In 1905, she married her fifth cousin, Franklin Delano Roosevelt, and within ten years had six children, one of whom died in infancy. Eleanor hated the social duties that were expected of her as a politician’s wife. In response, during WW I she volunteered to work for the Red Cross. After the war, she became active in the National Consumers League, the New York chapters of the League of Women Voters and the Women’s Trade Union League. In 1921, she became the Democratic Women’s Committee vice-president and finance chair and edited the Women’s Democratic News. Her political contributions and organizational sagacity made her one of New York’s leading politicians and communicators, giving speeches, radio broadcasts, and writing articles and opinion pieces. FDR was famous for “fireside chats,” but it was Eleanor—known already as “ER”—who broadcasted more frequently. In the 1930s, she was one of the most highly paid broadcasters in the US, unusual when the numbers of women on air were extremely low and those speaking about social and political issues even lower. She was heavily criticized, as her activities were seen as unbecoming for a woman.
By the time Franklin and Eleanor arrived in the White House in 1933, she was already deeply involved in human rights and social justice issues. She took the unusual step of holding women-only press conferences so that newspapers during the Depression would have to employ at least one female political reporter if they wanted to cover the First Lady. She pressed for the appointment of women to key positions in government and reminded the administration to ensure that women, and African Americans, were not left out of the New Deal support programs.
She fought for the rights of African-Americans and Depression-era workers, joining the Washington chapters of the National Association for the Advancement of Colored People and the National Urban League, inviting key activists to the White House, and advocating for the integration of African-Americans in the American military and the rights of refugees. As noted by Anya Luscombe, her stance on civil rights attracted much criticism from politicians and commentators opposed to the Roosevelt administration or to her personally and earned her death threats from the Ku Klux Klan.
ER resigned in 1939 from the prestigious Daughters of the American Revolution when it refused to allow the African-American contralto Marian Anderson to use its hall. Roosevelt saw to it that Anderson performed instead on the steps of the Lincoln Memorial. In one of her last speeches at the UN, Roosevelt asked:
Where, after all, do universal human rights begin? In small places, close to home — so close and so small that they cannot be seen on any maps of the world. Yet they are the world of the individual person; the neighborhood he lives in; the school or college he attends; the factory, farm, or office where he works. . .
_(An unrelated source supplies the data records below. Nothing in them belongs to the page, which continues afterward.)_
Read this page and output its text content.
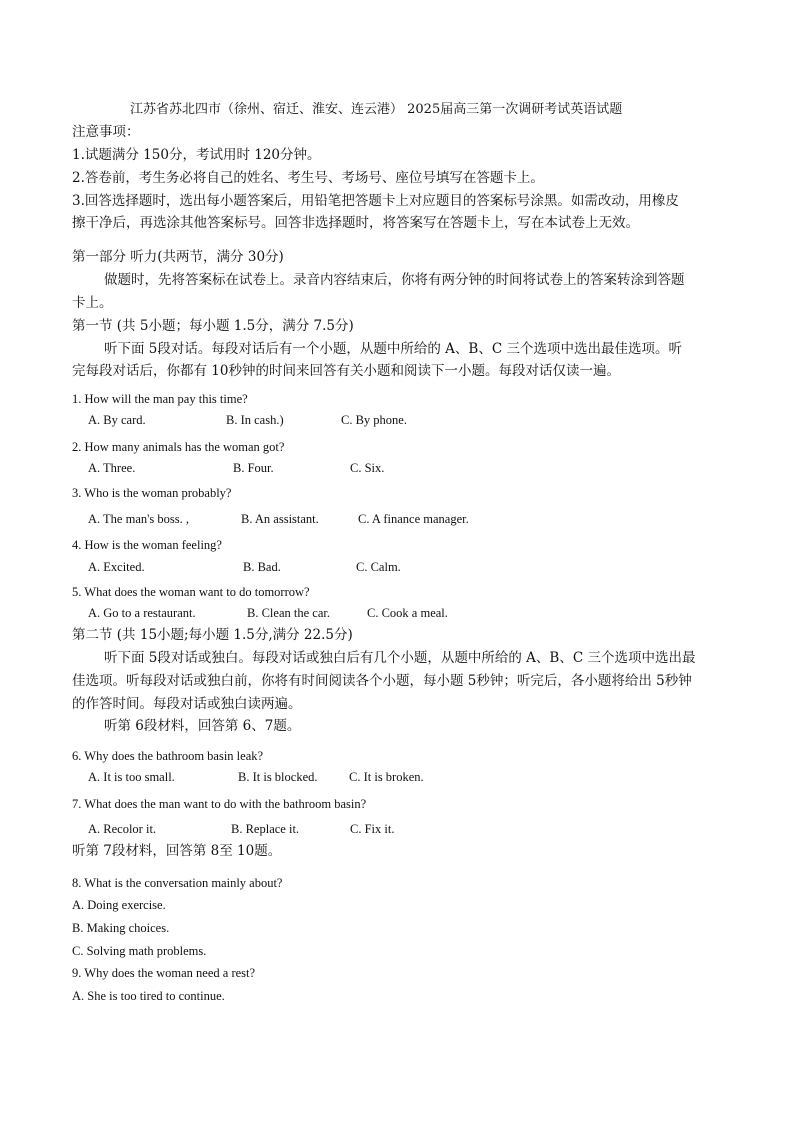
江苏省苏北四市（徐州、宿迁、淮安、连云港） 2025届高三第一次调研考试英语试题
注意事项：
1.试题满分 150分，考试用时 120分钟。
2.答卷前，考生务必将自己的姓名、考生号、考场号、座位号填写在答题卡上。
3.回答选择题时，选出每小题答案后，用铅笔把答题卡上对应题目的答案标号涂黑。如需改动，用橡皮
擦干净后，再选涂其他答案标号。回答非选择题时，将答案写在答题卡上，写在本试卷上无效。
第一部分 听力(共两节，满分 30分)
做题时，先将答案标在试卷上。录音内容结束后，你将有两分钟的时间将试卷上的答案转涂到答题
卡上。
第一节 (共 5小题；每小题 1.5分，满分 7.5分)
听下面 5段对话。每段对话后有一个小题，从题中所给的 A、B、C 三个选项中选出最佳选项。听
完每段对话后，你都有 10秒钟的时间来回答有关小题和阅读下一小题。每段对话仅读一遍。
1. How will the man pay this time?
A. By card.	B. In cash.)	C. By phone.
2. How many animals has the woman got?
A. Three.	B. Four.	C. Six.
3. Who is the woman probably?
A. The man's boss. ,	B. An assistant.	C. A finance manager.
4. How is the woman feeling?
A. Excited.	B. Bad.	C. Calm.
5. What does the woman want to do tomorrow?
A. Go to a restaurant.	B. Clean the car.	C. Cook a meal.
第二节 (共 15小题;每小题 1.5分,满分 22.5分)
听下面 5段对话或独白。每段对话或独白后有几个小题，从题中所给的 A、B、C 三个选项中选出最
佳选项。听每段对话或独白前，你将有时间阅读各个小题，每小题 5秒钟；听完后，各小题将给出 5秒钟
的作答时间。每段对话或独白读两遍。
听第 6段材料，回答第 6、7题。
6. Why does the bathroom basin leak?
A. It is too small.	B. It is blocked.	C. It is broken.
7. What does the man want to do with the bathroom basin?
A. Recolor it.	B. Replace it.	C. Fix it.
听第 7段材料，回答第 8至 10题。
8. What is the conversation mainly about?
A. Doing exercise.
B. Making choices.
C. Solving math problems.
9. Why does the woman need a rest?
A. She is too tired to continue.
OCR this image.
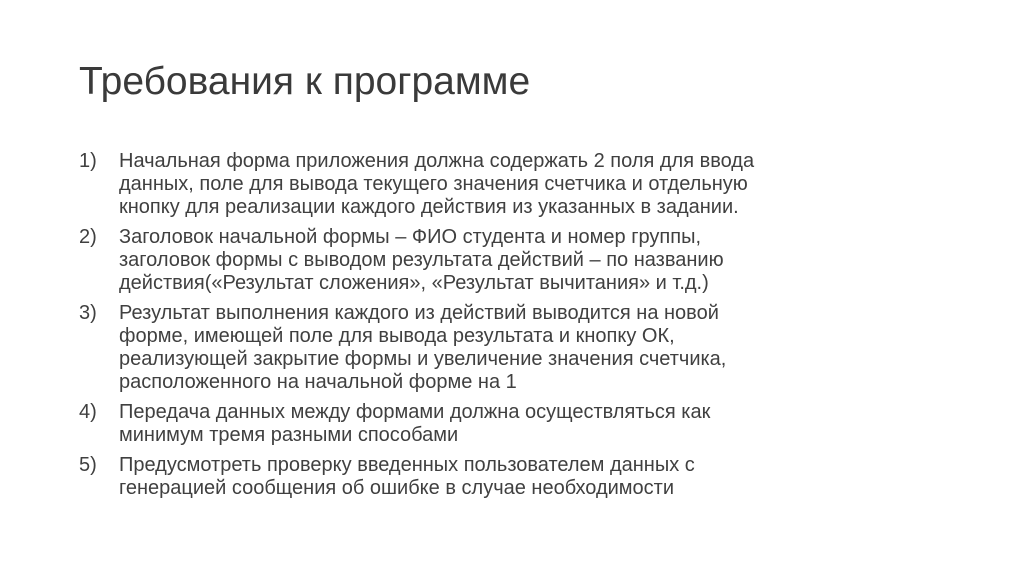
Требования к программе
1)	Начальная форма приложения должна содержать 2 поля для ввода
данных, поле для вывода текущего значения счетчика и отдельную
кнопку для реализации каждого действия из указанных в задании.
2)	Заголовок начальной формы – ФИО студента и номер группы,
заголовок формы с выводом результата действий – по названию
действия(«Результат сложения», «Результат вычитания» и т.д.)
3)	Результат выполнения каждого из действий выводится на новой
форме, имеющей поле для вывода результата и кнопку ОК,
реализующей закрытие формы и увеличение значения счетчика,
расположенного на начальной форме на 1
4)	Передача данных между формами должна осуществляться как
минимум тремя разными способами
5)	Предусмотреть проверку введенных пользователем данных с
генерацией сообщения об ошибке в случае необходимости
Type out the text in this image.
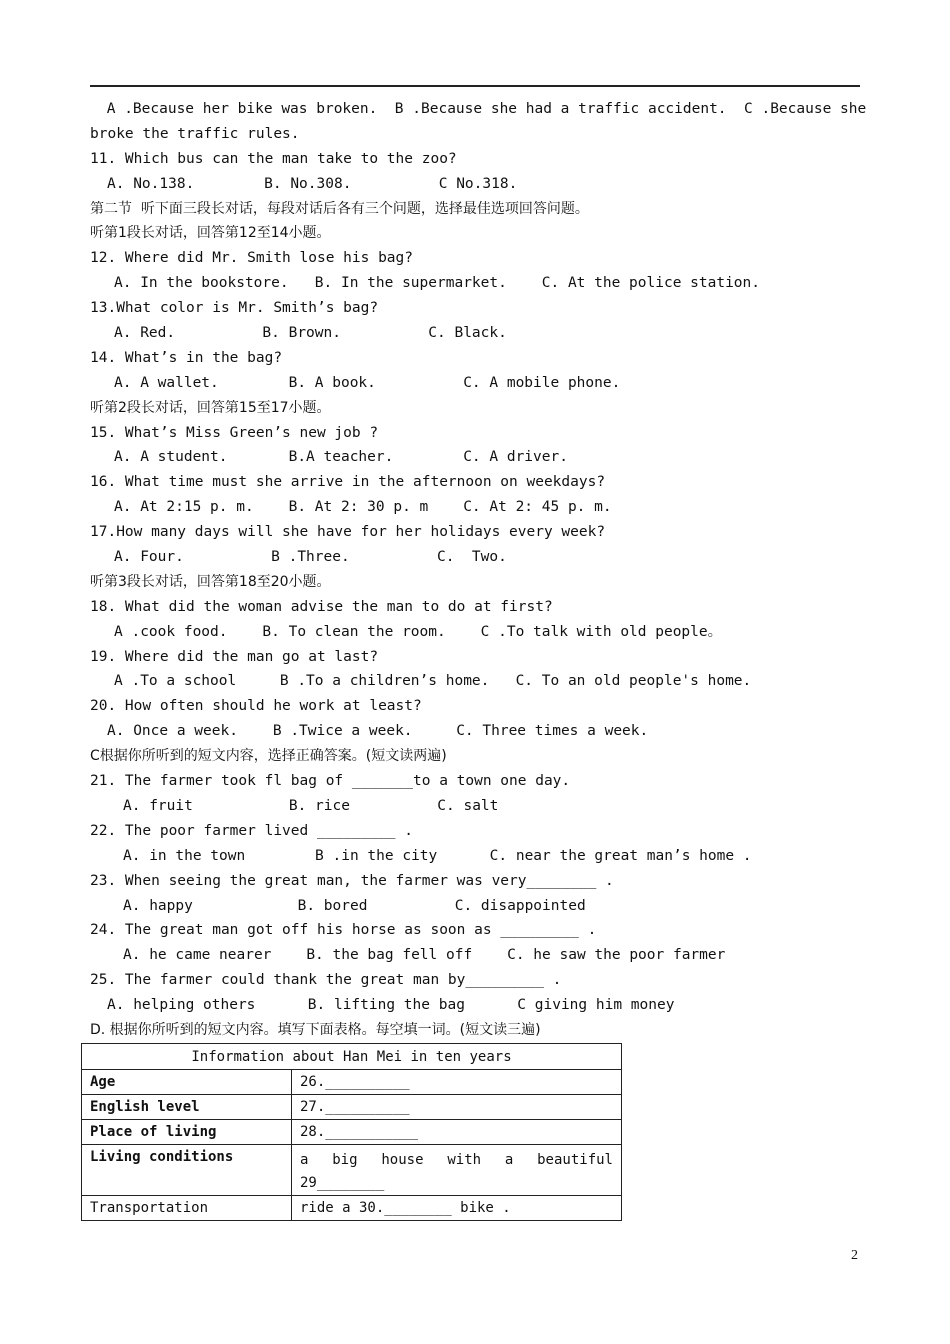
A .Because her bike was broken.  B .Because she had a traffic accident.  C .Because she
broke the traffic rules.
11. Which bus can the man take to the zoo?
A. No.138.        B. No.308.          C No.318.
第二节  听下面三段长对话，每段对话后各有三个问题，选择最佳选项回答问题。
听第1段长对话，回答第12至14小题。
12. Where did Mr. Smith lose his bag?
A. In the bookstore.   B. In the supermarket.    C. At the police station.
13.What color is Mr. Smith’s bag?
A. Red.          B. Brown.          C. Black.
14. What’s in the bag?
A. A wallet.        B. A book.          C. A mobile phone.
听第2段长对话，回答第15至17小题。
15. What’s Miss Green’s new job ?
A. A student.       B.A teacher.        C. A driver.
16. What time must she arrive in the afternoon on weekdays?
A. At 2:15 p. m.    B. At 2: 30 p. m    C. At 2: 45 p. m.
17.How many days will she have for her holidays every week?
A. Four.          B .Three.          C.  Two.
听第3段长对话，回答第18至20小题。
18. What did the woman advise the man to do at first?
A .cook food.    B. To clean the room.    C .To talk with old people。
19. Where did the man go at last?
A .To a school     B .To a children’s home.   C. To an old people's home.
20. How often should he work at least?
A. Once a week.    B .Twice a week.     C. Three times a week.
C根据你所听到的短文内容，选择正确答案。(短文读两遍)
21. The farmer took fl bag of _______to a town one day.
A. fruit           B. rice          C. salt
22. The poor farmer lived _________ .
A. in the town        B .in the city      C. near the great man’s home .
23. When seeing the great man, the farmer was very________ .
A. happy            B. bored          C. disappointed
24. The great man got off his horse as soon as _________ .
A. he came nearer    B. the bag fell off    C. he saw the poor farmer
25. The farmer could thank the great man by_________ .
A. helping others      B. lifting the bag      C giving him money
D. 根据你所听到的短文内容。填写下面表格。每空填一词。(短文读三遍)
Information about Han Mei in ten years	
Age	26.__________
English level	27.__________
Place of living	28.___________
Living conditions	a big house with a beautiful 29________
Transportation	ride a 30.________ bike .
2
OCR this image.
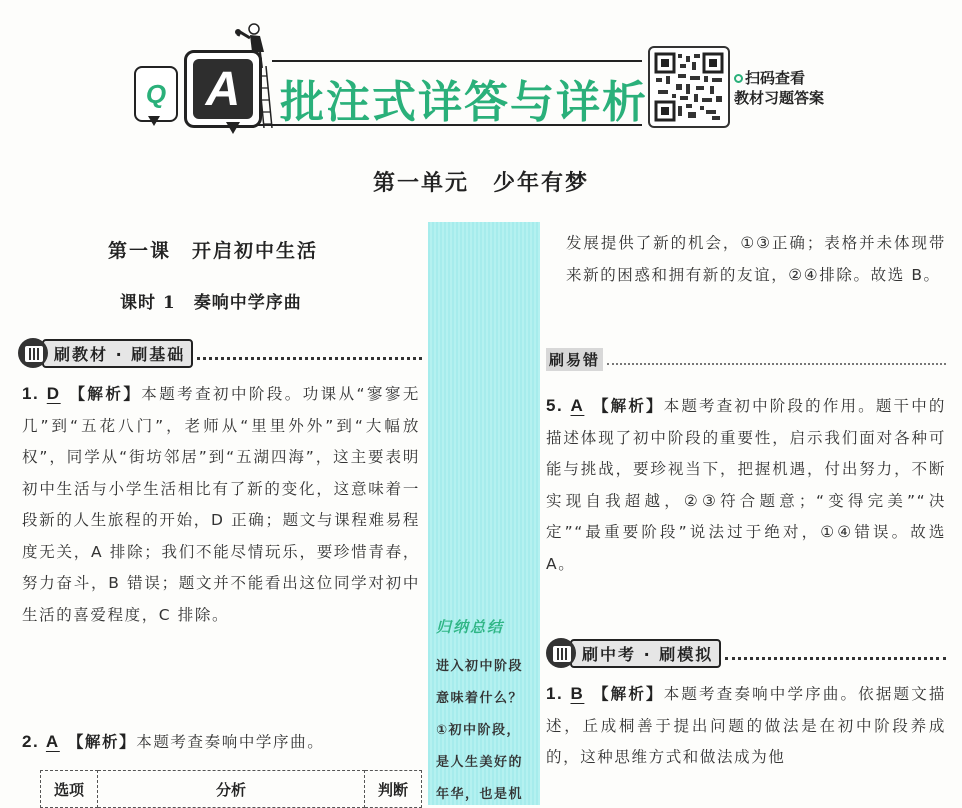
Q A 批注式详答与详析	扫码查看
教材习题答案
第一单元　少年有梦
归纳总结
进入初中阶段
意味着什么？
①初中阶段，
是人生美好的
年华，也是机
第一课　开启初中生活
课时 1　奏响中学序曲
刷教材 · 刷基础
1. D 【解析】本题考查初中阶段。功课从“寥寥无几”到“五花八门”，老师从“里里外外”到“大幅放权”，同学从“街坊邻居”到“五湖四海”，这主要表明初中生活与小学生活相比有了新的变化，这意味着一段新的人生旅程的开始，D 正确；题文与课程难易程度无关，A 排除；我们不能尽情玩乐，要珍惜青春，努力奋斗，B 错误；题文并不能看出这位同学对初中生活的喜爱程度，C 排除。
2. A 【解析】本题考查奏响中学序曲。
选项	分析	判断
发展提供了新的机会，①③正确；表格并未体现带来新的困惑和拥有新的友谊，②④排除。故选 B。
刷易错
5. A 【解析】本题考查初中阶段的作用。题干中的描述体现了初中阶段的重要性，启示我们面对各种可能与挑战，要珍视当下，把握机遇，付出努力，不断实现自我超越，②③符合题意；“变得完美”“决定”“最重要阶段”说法过于绝对，①④错误。故选 A。
刷中考 · 刷模拟
1. B 【解析】本题考查奏响中学序曲。依据题文描述，丘成桐善于提出问题的做法是在初中阶段养成的，这种思维方式和做法成为他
In April, 1948, Eleanor Roosevelt was the first woman awarded an Honorary Doctorate of Laws by Utrecht University. In her acceptance speech she took the opportunity to stress the importance for the world of a strong United Nations: “There must be a crusading spirit and a maturity, which comes from the love of other human beings, or our best plans will fail.”
Her ability to both set direction and achieve the cooperation of others made the modest, compassionate, courageous Roosevelt a masterful leader, who appreciated the importance of listening and hard work. At her funeral in November 1962, Adlai Stevenson asked, “What other single human being has touched and transformed the existence of so many?” adding, “She would rather light a candle than curse the darkness, and her glow has warmed the world.”